Thema des Jazz-Frühschoppens war Bill Coleman (1904 bis 1981), ein US-amerikanischer Swing-Trompeter, dessen Name nie so bekannt geworden ist wie der einiger seiner Jazz-Begleiter, mit denen er im Laufe seiner langen Karriere zusammengespielt hat. Unter anderem stand er auf der Bühne und nahm Platten auf mit Größen wie Lester Young, Coleman Hawkins, Count Basie oder Ben Webster.

Bill Coleman wuchs in einer 450-Seelen-Gemeinde in Kentucky auf.

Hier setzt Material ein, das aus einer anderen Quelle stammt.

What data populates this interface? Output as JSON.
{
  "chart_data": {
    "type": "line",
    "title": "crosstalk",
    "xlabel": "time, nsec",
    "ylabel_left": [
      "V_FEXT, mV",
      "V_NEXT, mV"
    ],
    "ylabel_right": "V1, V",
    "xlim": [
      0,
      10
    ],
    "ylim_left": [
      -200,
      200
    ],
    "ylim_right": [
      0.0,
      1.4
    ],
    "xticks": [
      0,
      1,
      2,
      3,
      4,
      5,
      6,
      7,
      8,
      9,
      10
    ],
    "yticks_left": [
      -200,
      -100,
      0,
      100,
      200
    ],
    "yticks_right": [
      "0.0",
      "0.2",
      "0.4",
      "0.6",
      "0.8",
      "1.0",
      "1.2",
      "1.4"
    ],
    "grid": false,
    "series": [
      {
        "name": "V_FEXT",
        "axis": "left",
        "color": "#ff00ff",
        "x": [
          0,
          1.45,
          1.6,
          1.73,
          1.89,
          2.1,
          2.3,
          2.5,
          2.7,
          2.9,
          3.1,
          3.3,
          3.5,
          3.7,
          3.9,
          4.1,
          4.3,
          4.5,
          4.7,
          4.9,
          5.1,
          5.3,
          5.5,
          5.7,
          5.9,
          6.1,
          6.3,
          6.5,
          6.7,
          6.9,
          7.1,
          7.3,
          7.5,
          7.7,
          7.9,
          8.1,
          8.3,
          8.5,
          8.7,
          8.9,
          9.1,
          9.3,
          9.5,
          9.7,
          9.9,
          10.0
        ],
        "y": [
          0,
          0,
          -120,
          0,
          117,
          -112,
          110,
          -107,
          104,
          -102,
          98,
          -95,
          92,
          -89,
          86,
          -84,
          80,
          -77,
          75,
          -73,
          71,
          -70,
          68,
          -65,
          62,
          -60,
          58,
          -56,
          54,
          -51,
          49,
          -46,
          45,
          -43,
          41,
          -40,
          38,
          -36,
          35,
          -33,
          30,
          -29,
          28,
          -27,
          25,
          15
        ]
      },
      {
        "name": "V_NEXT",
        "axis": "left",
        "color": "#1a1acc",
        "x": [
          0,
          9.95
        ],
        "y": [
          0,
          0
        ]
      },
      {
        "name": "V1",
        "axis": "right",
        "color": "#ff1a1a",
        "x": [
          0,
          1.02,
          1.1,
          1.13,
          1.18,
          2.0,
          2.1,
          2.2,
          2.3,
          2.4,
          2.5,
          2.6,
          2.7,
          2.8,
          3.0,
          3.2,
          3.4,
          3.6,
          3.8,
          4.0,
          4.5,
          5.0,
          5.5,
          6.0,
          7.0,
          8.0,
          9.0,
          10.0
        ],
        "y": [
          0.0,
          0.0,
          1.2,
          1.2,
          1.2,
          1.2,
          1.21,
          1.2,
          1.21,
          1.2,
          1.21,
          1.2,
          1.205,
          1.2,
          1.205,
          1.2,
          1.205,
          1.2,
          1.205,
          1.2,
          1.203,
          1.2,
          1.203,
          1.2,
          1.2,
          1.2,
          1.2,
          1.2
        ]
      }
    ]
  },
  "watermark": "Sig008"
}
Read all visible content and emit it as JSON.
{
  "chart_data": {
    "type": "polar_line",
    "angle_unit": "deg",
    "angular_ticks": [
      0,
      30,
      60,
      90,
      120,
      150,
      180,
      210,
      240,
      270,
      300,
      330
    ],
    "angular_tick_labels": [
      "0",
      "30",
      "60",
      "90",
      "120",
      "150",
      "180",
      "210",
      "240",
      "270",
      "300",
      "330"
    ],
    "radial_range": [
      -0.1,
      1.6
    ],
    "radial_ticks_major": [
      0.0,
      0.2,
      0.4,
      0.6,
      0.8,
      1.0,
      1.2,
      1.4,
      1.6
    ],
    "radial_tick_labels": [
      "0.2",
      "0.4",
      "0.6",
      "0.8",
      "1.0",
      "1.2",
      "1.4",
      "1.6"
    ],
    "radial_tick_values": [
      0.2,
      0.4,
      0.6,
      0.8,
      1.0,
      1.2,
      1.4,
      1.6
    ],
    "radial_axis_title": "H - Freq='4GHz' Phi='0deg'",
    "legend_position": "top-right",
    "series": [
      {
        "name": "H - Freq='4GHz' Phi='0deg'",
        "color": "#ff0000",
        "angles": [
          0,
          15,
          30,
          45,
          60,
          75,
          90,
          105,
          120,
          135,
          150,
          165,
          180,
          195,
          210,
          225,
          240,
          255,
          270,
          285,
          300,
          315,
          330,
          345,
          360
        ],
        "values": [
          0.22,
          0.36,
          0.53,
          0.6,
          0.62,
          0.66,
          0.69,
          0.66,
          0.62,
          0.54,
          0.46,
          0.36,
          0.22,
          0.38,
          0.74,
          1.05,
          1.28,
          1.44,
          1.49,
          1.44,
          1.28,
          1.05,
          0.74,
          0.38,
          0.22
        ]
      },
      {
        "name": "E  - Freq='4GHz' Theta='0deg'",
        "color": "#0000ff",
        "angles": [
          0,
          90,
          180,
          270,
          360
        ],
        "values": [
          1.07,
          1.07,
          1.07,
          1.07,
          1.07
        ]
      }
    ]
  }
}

Musik war allgegenwärtig in dem Dorf und viele der Erwachsenen spielten Instrumente, so auch sein Vater und zwei seiner Onkel. Musiziert wurde bei jeder sich bietenden Gelegenheit, bleibenden Eindruck hinterließen bei dem jungen Bill aber besonders die Artisten und Musikanten in Clownskostümen der durch die Lande ziehenden Zirkusse bei ihren Gastspielen in seinem Dorf. Obwohl nach dem Ende des amerikanischen Bürgerkriegs 1865 verfassungsgemäß die Bürgerrechte für alle, unabhängig von der Hautfarbe, gelten sollten, sah die Realität oft anders aus. Colemans Jugend- und Kindheitserinnerungen waren geprägt von teils drastischen Ereignissen, unter anderem wurden er und seine Freunde von einem weißen Farmer mit Schrot beschossen, um sie „tanzen“ zu lassen. Die Ungleichbehandlung war auch letzten Endes ausschlaggebend, dass er die USA verließ, um in Europa sein Glück als Profimusiker zu versuchen und sich nach dem Zweiten Weltkrieg endgültig in Frankreich niederzulassen.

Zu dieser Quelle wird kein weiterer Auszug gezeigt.